Raoden caught her eye, nodding. It was time. Sarene strode past Iadon’s grave and four just like it—the resting places of Roial, Eondel, Karata, and a man named Saolin. This last barrow held no body, but Raoden had insisted that it be raised with the others.

This area was to become a memorial, a way of remembering those who had fought for Arelon—as well as the man who had tried to crush it. Every lesson had two sides. It was as important for them to remember Iadon’s sickening greed as it was to remember Roial’s sacrifice.

She slowly approached one final grave. The earth was mounded high like the others, forming a barrow that would someday be covered in grass and foliage. For now, however, it was barren, the freshly piled earth still soft. Sarene hadn’t needed to lobby hard for its creation. They all now knew the debt they owed to the man buried within. Hrathen of Fjorden, high priest and holy gyorn of Shu-Dereth. They had left his funeral until the last.

Sarene turned to address the crowd, Raoden at their front. “I will not speak long,” she said, “for though I had more contact with the man Hrathen than most of you, I did not know him. I always assumed that I could come to understand a man through being his enemy, and I thought that I understood Hrathen—his sense of duty, his powerful will, and his determination to save us from ourselves.

“I did not see his internal conflict. I could not know the man whose heart eventually drove him to reject all that he had once believed in the name of what he knew was right. I never knew the Hrathen who placed the lives of others ahead of his own ambition. These things were hidden, but in the end they are what proved most important to him.
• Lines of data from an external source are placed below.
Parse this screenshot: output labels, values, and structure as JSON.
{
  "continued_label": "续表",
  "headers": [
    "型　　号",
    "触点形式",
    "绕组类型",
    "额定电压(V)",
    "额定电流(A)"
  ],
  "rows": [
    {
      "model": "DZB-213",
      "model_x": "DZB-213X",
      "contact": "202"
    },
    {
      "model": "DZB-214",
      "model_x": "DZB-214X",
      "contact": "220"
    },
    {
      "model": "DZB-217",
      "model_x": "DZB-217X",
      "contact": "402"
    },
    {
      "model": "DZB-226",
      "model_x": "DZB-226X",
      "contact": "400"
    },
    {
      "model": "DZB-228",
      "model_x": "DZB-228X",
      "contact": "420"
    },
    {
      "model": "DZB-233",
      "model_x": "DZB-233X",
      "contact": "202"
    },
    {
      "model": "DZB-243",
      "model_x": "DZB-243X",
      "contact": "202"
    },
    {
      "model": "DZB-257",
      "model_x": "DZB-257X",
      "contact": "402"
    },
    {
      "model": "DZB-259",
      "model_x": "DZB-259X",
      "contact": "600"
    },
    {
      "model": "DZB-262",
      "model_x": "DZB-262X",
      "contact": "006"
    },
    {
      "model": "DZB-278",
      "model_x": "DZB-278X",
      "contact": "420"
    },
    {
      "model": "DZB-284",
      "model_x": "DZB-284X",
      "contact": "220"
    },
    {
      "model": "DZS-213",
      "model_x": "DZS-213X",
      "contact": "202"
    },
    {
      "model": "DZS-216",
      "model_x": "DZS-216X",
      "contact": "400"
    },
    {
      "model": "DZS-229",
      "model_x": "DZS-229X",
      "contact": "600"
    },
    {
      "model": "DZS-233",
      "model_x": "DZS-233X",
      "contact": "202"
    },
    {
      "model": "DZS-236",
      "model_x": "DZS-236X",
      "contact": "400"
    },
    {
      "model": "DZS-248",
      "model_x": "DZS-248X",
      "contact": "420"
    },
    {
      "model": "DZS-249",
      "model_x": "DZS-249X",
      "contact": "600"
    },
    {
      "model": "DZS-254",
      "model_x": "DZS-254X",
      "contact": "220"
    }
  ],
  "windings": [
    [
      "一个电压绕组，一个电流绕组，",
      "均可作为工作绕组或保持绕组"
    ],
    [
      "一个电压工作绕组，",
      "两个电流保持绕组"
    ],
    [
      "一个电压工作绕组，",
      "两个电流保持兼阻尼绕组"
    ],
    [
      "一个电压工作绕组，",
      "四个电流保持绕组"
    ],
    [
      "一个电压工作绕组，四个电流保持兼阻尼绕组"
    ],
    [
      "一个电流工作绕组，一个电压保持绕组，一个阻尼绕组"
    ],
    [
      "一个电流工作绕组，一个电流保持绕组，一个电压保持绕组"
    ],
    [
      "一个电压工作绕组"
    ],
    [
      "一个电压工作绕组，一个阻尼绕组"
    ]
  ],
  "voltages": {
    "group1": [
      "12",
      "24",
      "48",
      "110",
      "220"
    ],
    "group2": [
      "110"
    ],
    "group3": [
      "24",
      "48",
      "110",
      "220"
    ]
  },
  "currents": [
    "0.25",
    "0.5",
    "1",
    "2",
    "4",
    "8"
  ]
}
“When you remember this man, think not of an enemy. Think of a man who longed to protect Arelon and its people. Think of the man he became, the hero who saved your king. My husband and I would have been killed by the monster of Dakhor, had Hrathen not arrived to protect us.

“Most important, remember Hrathen as the one who gave the vital warning that saved Teod’s fleets. If the armada had burned, then be assured that Teod wouldn’t have been the only country to suffer. Wyrn’s armies would have fallen on Arelon, Elantris or no Elantris, and you all would be fighting for survival at this moment—if, that is, you were even still alive.”

Sarene let her eyes linger on the grave. At its head stood a carefully arranged stack of bloodred armor. Hrathen’s cloak hung on the end of a sword, its point driven into the soft earth. The crimson cape flapped in the wind.

“No,” Sarene said. “When you speak of this man, let it be known that he died in our defense. Let it be said that after all else, Hrathen, gyorn of Shu-Dereth, was not our enemy. He was our savior.”